Helmer Mark Romanek denies the rapper's accusation that Swift's 'perpetuating black stereotypes,' saying the music video is 'very innocently and positively intentioned.'
Earl Sweatshirt is one of those people who brand Taylor Swift's brand new "Shake It Off" music video racist. Earlier this week, the Odd Future Wolf Gang Kill Them All rapper said on Twitter that he hadn't seen the visuals but he knew it was "inherently offensive and ultimately harmful."
Mark Romanek, who directed the clip, has now responded to the criticism and defended his work. "He stated clearly that he hadn't seen the video and didn't even intend to watch it. So, respectfully, that sort of invalidates his observations from the get-go. And it's this one uninformed tweet that got reported on and rehashed, which started this whole 'controversy,' " he told Vulture.

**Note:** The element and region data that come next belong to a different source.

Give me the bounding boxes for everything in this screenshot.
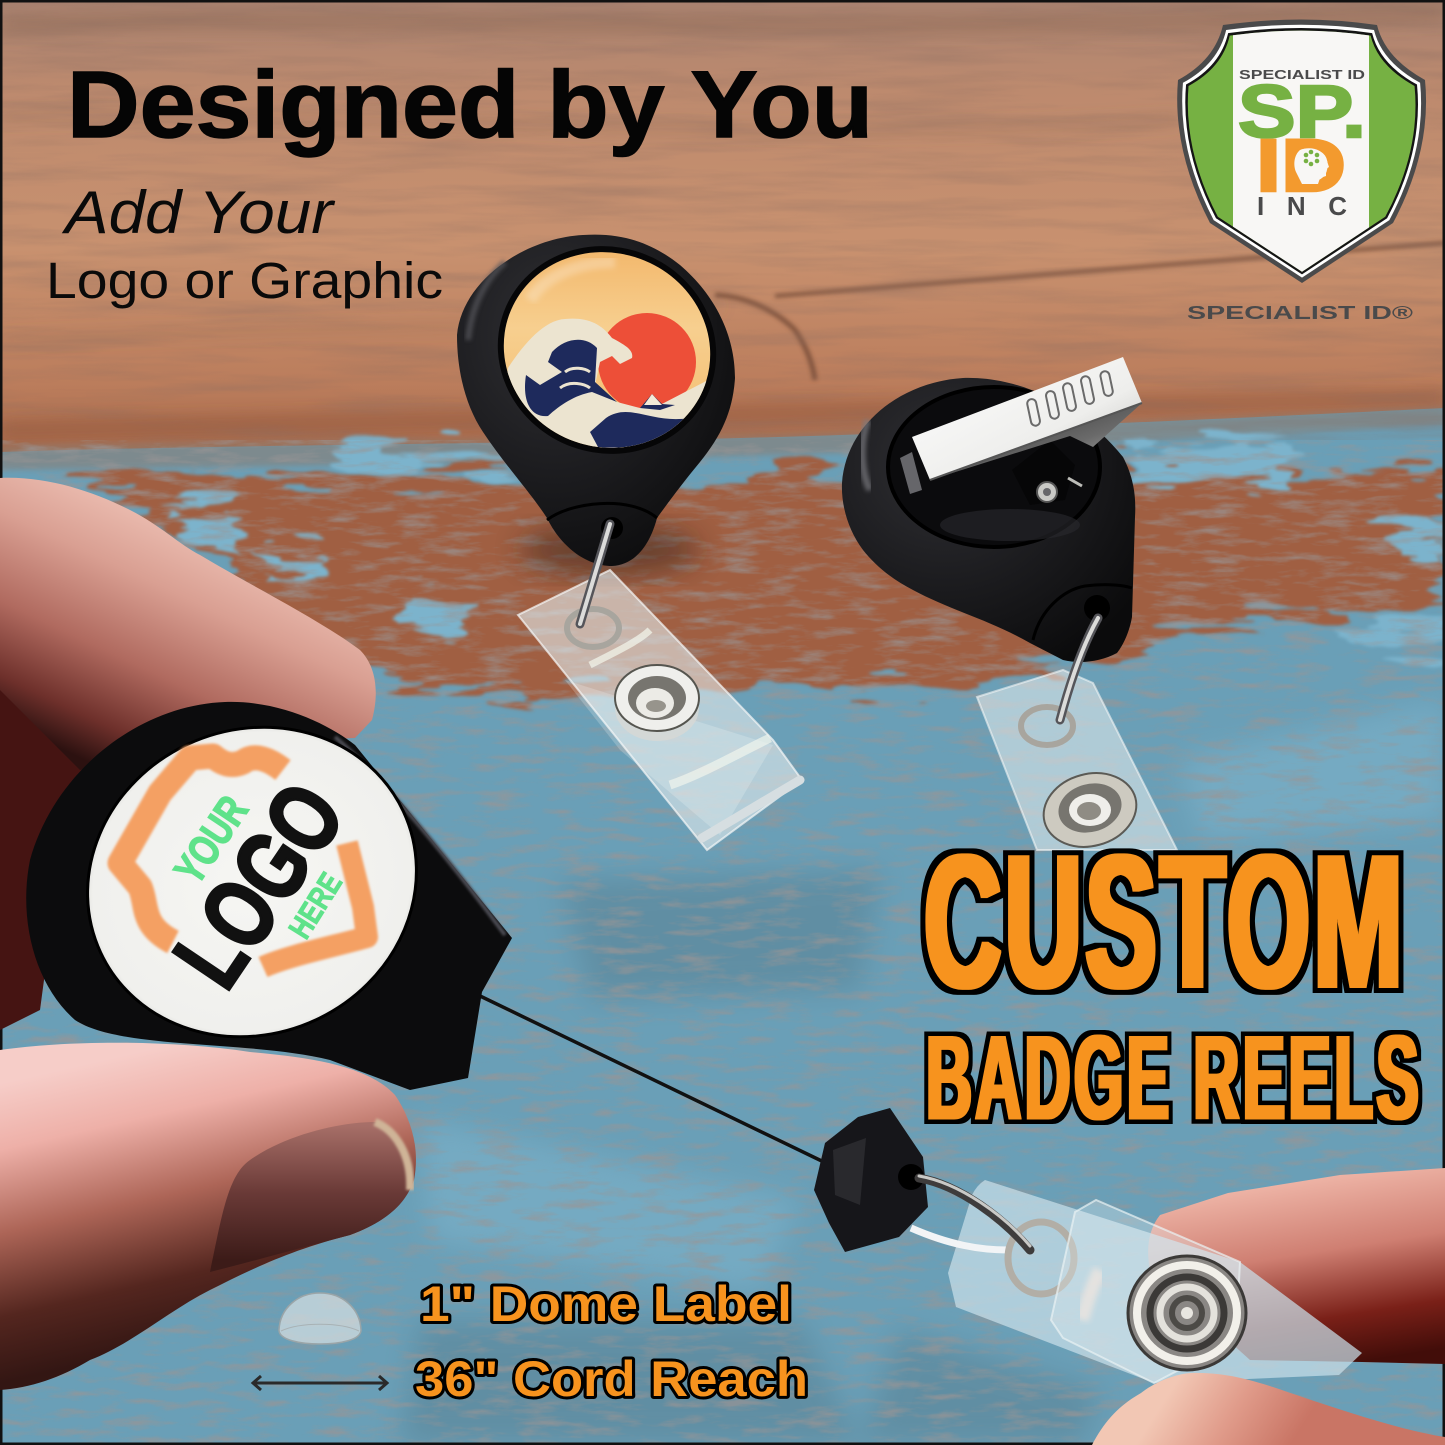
cream wave bbox=[508, 318, 706, 448]
metal ring bbox=[1021, 707, 1073, 745]
navy water bbox=[525, 340, 617, 416]
brand logo shield bbox=[1177, 20, 1426, 283]
reel with wave artwork bbox=[457, 216, 802, 850]
metal snap bbox=[1035, 763, 1145, 857]
rust patches bbox=[70, 462, 1445, 692]
wood plank bbox=[0, 0, 1445, 452]
reel cord bbox=[478, 995, 830, 1165]
title: Designed by You bbox=[67, 52, 873, 158]
orange shield outline bbox=[120, 756, 367, 967]
subtitle: logo or graphic: Logo or Graphic bbox=[46, 252, 443, 309]
dome icon bbox=[279, 1293, 361, 1344]
clear strap bbox=[977, 670, 1177, 850]
red sun bbox=[598, 313, 696, 411]
reel showing back clip bbox=[842, 357, 1177, 857]
dome label with logo: YOUR bbox=[165, 788, 258, 893]
upper finger bbox=[0, 478, 376, 770]
clip pivot bbox=[1012, 440, 1082, 505]
thumb bbox=[0, 1043, 416, 1390]
lower right thumb bbox=[1092, 1373, 1445, 1445]
black cord stopper bbox=[814, 1108, 928, 1252]
double arrow bbox=[253, 1376, 387, 1390]
metal wire bbox=[1060, 618, 1098, 720]
spec: cord reach: 36" Cord Reach bbox=[415, 1351, 808, 1407]
clear front strap bbox=[1051, 1200, 1240, 1383]
metal ring bbox=[1008, 1222, 1074, 1294]
paint speckle texture bbox=[0, 440, 1445, 1445]
white clear strap bbox=[948, 1180, 1362, 1383]
metal snap bbox=[1127, 1255, 1247, 1371]
left hand and big reel bbox=[0, 478, 830, 1390]
cord hole bbox=[1084, 595, 1110, 621]
subtitle: add your: Add Your bbox=[62, 179, 335, 246]
logo INC: INC bbox=[1257, 191, 1347, 221]
pulled cord end with strap bbox=[814, 1108, 1445, 1445]
metal snap bbox=[615, 665, 699, 741]
dome label with logo: HERE bbox=[281, 866, 349, 945]
thumbnail bbox=[210, 1122, 413, 1272]
spec: dome label: 1" Dome Label bbox=[420, 1276, 792, 1332]
metal ring bbox=[567, 609, 619, 647]
logo text: LOGO bbox=[152, 764, 365, 1006]
large black reel bbox=[26, 702, 512, 1090]
teardrop reel body bbox=[457, 235, 735, 566]
painted plank bbox=[0, 408, 1445, 1445]
metal wire bbox=[580, 524, 610, 624]
right fingers holding strap bbox=[1148, 1168, 1445, 1364]
logo wordmark: SPECIALIST ID bbox=[1239, 68, 1365, 82]
head icon bbox=[1294, 148, 1329, 184]
clear strap bbox=[518, 570, 802, 850]
logo ID: ID bbox=[1256, 124, 1346, 207]
wave dome label bbox=[504, 252, 710, 448]
shadowed lower fingers bbox=[0, 680, 120, 1030]
second white wire bbox=[911, 1228, 1008, 1250]
recessed back plate bbox=[888, 387, 1100, 547]
dome label with logo bbox=[36, 674, 468, 1090]
upper right finger bbox=[1148, 1168, 1445, 1364]
metal wire bbox=[919, 1176, 1030, 1250]
logo SP: SP. bbox=[1238, 70, 1366, 153]
wood grain texture bbox=[0, 0, 1445, 440]
metal clip bbox=[900, 357, 1142, 494]
teardrop reel body bbox=[842, 378, 1135, 662]
brand name: SPECIALIST ID® bbox=[1187, 303, 1413, 323]
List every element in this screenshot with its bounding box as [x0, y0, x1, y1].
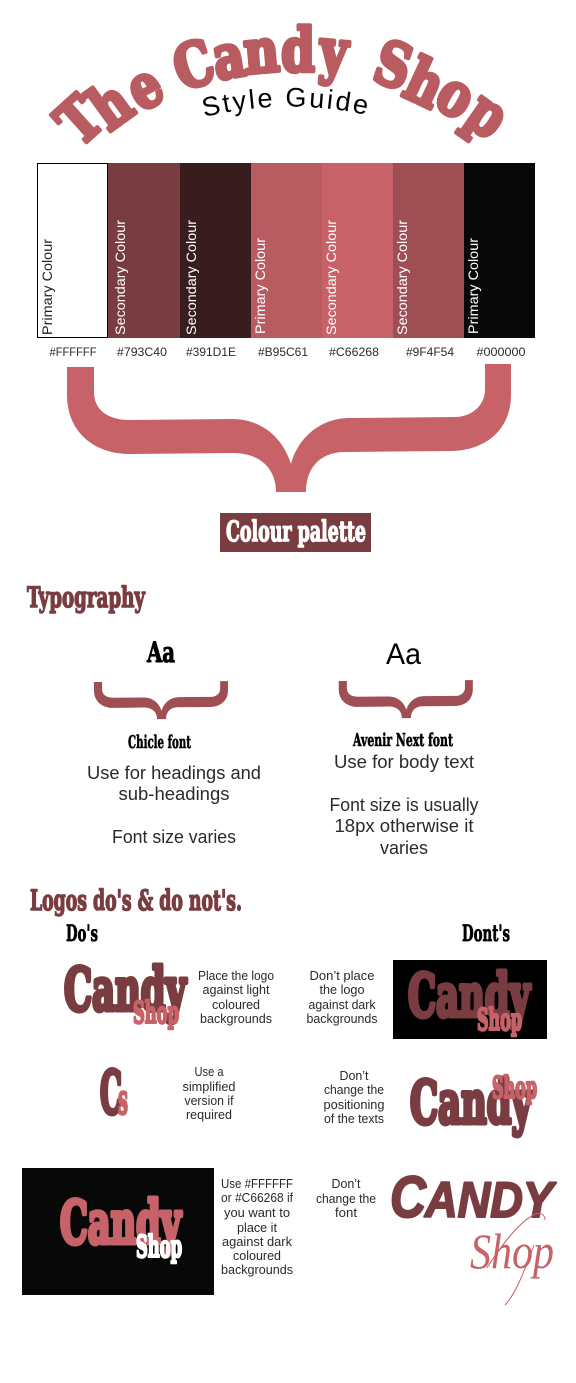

"We simply choose styles of dance that we thought would be popular and amusing and cast the best dancers that were presented to us without much regard to race or ethnicity," he continued. "If you look at it carefully, it's a massively inclusive piece. It's very, very innocently and positively intentioned. And - let's remember - it's a satirical piece. It's playing with a whole range of music video tropes and cliches and stereotypes."
The helmer, who has previously worked with the likes of Johnny Cash, Jay-Z and Nine Inch Nails, went on saying that Swift came up with the idea of "Shake It Off" video. "She wanted to make a sort of paean to the awkward ones, the 'uncool' kids that are actually cooler than the 'cool' kids," he explained.
Romanek added, "I think, if Earl Sweatshirt was open-minded enough to take the four minutes to watch it, he might see what the larger, humanistic, and utterly color-blind message was intended to be."